Vittorio Sgarbi, assessore regionale dei beni culturali in Sicilia, interviene sull’ipotesi di sue dimissioni dalla carica il prossimo maggio.
“Mi rendo conto che è difficile farsi capire su temi che sono facilmente strumentali. Io non ho mai detto che lascerò la Sicilia e l’assessorato. La considerazione è stata fatta, come ipotesi, con grande onestà e senza nulla nascondere, dal Presidente della Regione Musumeci. Come è possibile allora che questa ipotesi sia attribuita a me, ma che non riguardi la mia volontà? A evidenza, le elezioni regionali siciliane non erano un episodio separato e diverso dalle elezioni politiche, con le quali erano invece in stretta connessione”.

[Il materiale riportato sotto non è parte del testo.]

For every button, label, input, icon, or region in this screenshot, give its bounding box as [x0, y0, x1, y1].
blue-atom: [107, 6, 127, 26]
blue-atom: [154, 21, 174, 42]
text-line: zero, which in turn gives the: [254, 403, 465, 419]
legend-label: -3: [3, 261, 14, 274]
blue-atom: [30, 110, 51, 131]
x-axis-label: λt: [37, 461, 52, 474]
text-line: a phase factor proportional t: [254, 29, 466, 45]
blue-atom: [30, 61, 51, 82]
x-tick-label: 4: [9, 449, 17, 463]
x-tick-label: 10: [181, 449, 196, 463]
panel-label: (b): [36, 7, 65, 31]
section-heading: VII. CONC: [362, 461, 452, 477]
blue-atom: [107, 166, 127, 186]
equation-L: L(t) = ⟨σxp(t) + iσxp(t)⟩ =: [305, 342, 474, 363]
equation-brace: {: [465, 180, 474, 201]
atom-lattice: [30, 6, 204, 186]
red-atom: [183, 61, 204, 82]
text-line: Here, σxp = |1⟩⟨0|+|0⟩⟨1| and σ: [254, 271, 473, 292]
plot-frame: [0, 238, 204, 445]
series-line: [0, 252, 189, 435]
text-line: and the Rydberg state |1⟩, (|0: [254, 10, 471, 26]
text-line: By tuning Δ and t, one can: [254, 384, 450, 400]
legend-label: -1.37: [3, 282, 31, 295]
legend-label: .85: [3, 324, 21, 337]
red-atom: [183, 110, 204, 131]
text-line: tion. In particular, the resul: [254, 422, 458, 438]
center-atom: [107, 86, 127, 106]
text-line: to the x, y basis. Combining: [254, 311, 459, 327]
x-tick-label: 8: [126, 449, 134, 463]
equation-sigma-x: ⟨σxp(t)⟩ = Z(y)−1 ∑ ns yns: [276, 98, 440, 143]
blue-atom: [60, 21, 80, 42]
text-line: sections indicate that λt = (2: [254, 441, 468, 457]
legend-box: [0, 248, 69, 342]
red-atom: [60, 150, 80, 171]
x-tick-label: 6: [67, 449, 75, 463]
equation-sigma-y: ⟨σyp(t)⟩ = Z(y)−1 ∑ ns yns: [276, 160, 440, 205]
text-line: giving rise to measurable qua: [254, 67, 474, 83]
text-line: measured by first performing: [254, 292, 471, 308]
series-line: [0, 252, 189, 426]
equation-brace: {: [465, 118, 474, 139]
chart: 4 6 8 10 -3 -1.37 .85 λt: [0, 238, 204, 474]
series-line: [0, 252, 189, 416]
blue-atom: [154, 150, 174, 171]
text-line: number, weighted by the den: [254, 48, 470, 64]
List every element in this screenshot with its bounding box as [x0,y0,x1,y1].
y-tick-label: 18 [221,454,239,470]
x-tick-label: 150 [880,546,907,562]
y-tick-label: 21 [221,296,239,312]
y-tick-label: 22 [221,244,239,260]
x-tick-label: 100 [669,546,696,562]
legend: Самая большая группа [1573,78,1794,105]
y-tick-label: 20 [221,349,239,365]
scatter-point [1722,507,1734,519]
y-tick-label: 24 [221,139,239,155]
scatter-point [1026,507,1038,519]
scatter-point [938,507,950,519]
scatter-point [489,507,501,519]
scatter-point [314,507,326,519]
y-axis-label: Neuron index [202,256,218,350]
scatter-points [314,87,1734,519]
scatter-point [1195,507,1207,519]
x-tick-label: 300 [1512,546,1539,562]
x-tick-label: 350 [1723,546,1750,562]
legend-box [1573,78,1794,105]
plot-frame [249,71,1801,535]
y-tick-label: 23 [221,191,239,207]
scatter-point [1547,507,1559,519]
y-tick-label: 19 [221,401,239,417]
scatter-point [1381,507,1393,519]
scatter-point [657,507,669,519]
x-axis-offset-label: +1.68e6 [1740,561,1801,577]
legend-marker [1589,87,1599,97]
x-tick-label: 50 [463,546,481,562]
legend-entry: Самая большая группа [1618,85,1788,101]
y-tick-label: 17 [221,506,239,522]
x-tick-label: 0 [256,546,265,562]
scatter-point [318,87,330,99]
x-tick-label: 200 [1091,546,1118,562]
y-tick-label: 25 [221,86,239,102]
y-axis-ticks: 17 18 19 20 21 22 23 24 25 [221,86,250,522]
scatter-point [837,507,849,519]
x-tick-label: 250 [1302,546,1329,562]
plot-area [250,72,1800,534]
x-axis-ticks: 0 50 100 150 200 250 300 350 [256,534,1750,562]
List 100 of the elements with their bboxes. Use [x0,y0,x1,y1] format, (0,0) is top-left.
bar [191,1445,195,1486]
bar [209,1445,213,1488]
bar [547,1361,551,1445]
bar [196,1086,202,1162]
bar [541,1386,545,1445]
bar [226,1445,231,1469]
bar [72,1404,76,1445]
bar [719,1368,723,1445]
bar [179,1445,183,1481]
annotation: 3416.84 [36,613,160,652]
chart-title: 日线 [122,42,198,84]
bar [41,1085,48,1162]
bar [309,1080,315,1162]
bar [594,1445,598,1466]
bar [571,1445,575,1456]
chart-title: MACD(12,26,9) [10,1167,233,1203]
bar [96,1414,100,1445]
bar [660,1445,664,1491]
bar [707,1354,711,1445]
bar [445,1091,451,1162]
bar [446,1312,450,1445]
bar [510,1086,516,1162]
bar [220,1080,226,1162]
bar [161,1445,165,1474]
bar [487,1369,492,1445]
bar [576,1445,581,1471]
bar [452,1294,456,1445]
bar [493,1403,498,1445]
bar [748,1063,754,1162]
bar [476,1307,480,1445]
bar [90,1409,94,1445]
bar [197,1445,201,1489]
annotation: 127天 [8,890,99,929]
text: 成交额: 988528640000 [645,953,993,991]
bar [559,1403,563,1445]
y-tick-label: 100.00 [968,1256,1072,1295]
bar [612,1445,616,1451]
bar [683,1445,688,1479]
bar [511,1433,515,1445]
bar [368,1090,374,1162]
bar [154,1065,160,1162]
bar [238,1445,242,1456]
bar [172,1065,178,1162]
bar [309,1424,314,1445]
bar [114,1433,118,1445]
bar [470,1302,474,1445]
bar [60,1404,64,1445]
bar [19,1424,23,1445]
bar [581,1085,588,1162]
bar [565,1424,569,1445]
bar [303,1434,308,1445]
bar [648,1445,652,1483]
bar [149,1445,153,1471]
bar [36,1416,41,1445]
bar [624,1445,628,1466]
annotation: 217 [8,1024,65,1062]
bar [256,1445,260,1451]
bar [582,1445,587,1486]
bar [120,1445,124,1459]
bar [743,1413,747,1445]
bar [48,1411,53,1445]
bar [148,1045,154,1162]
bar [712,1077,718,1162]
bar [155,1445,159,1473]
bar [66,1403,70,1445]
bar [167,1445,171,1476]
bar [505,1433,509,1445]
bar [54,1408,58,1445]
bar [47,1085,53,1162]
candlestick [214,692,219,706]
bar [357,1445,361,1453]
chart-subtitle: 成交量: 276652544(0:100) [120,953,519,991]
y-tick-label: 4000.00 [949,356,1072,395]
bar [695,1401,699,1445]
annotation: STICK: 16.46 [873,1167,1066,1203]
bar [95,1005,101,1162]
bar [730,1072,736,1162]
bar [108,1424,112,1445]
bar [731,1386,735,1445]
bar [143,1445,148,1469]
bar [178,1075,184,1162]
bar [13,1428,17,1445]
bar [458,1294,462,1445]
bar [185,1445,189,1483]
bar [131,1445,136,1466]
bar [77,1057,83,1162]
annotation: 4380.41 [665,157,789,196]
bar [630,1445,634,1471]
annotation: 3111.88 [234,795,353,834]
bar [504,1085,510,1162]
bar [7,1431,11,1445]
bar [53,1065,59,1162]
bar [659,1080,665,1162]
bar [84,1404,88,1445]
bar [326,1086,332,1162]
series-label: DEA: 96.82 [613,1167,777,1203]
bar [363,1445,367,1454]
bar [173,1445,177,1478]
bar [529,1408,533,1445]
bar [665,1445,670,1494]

“Le elezioni regionali, dunque, – prosegue Sgarbi – come ponte verso le politiche. Quando, con il presidente Musumeci e Berlusconi, definimmo l’accordo per la desistenza delle liste di ‘Rinascimento’, la proposta dell’assessorato venne avanzata da loro, con la inevitabile riserva non come candidato al Parlamento (la funzione di parlamentare è stata da me esercitata in quattro legislature, una nazionale e una europea) ma nel futuro governo nel ruolo di ministro dei beni culturali, per il quale, diversamente da molti e da vari candidati premier, ho le ‘stelle’ o stellette”.
“Ovviamente – aggiunge Sgarbi – l’indicazione del mio nome come ministro, avanzata da Berlusconi, è tutta interna all’area di Forza Italia, legata alla prospettiva di una vittoria senza altre alleanze che quella del solo centrodestra unito. Una prospettiva possibile per Berlusconi e Musumeci, e per me sperabile, ma, ovviamente, come le cose del futuro, non certa”.
“Devo quindi ribadire – conclude il critico d’arte – che, dopo le elezioni politiche, non per il seggio parlamentare, ma solo nell’ipotesi sopra indicata, non vorrò lasciare ma sarò ‘costretto’ a lasciare la funzione di assessore, al di là della mia espressa volontà, per necessità istituzionale. Nè, d’altra parte, non riesco a immaginare, oltre ogni vanità, quale assessore, di qualunque regione d’Italia rinuncerebbe a essere ministro della stessa funzione, una volta chiamato al governo”.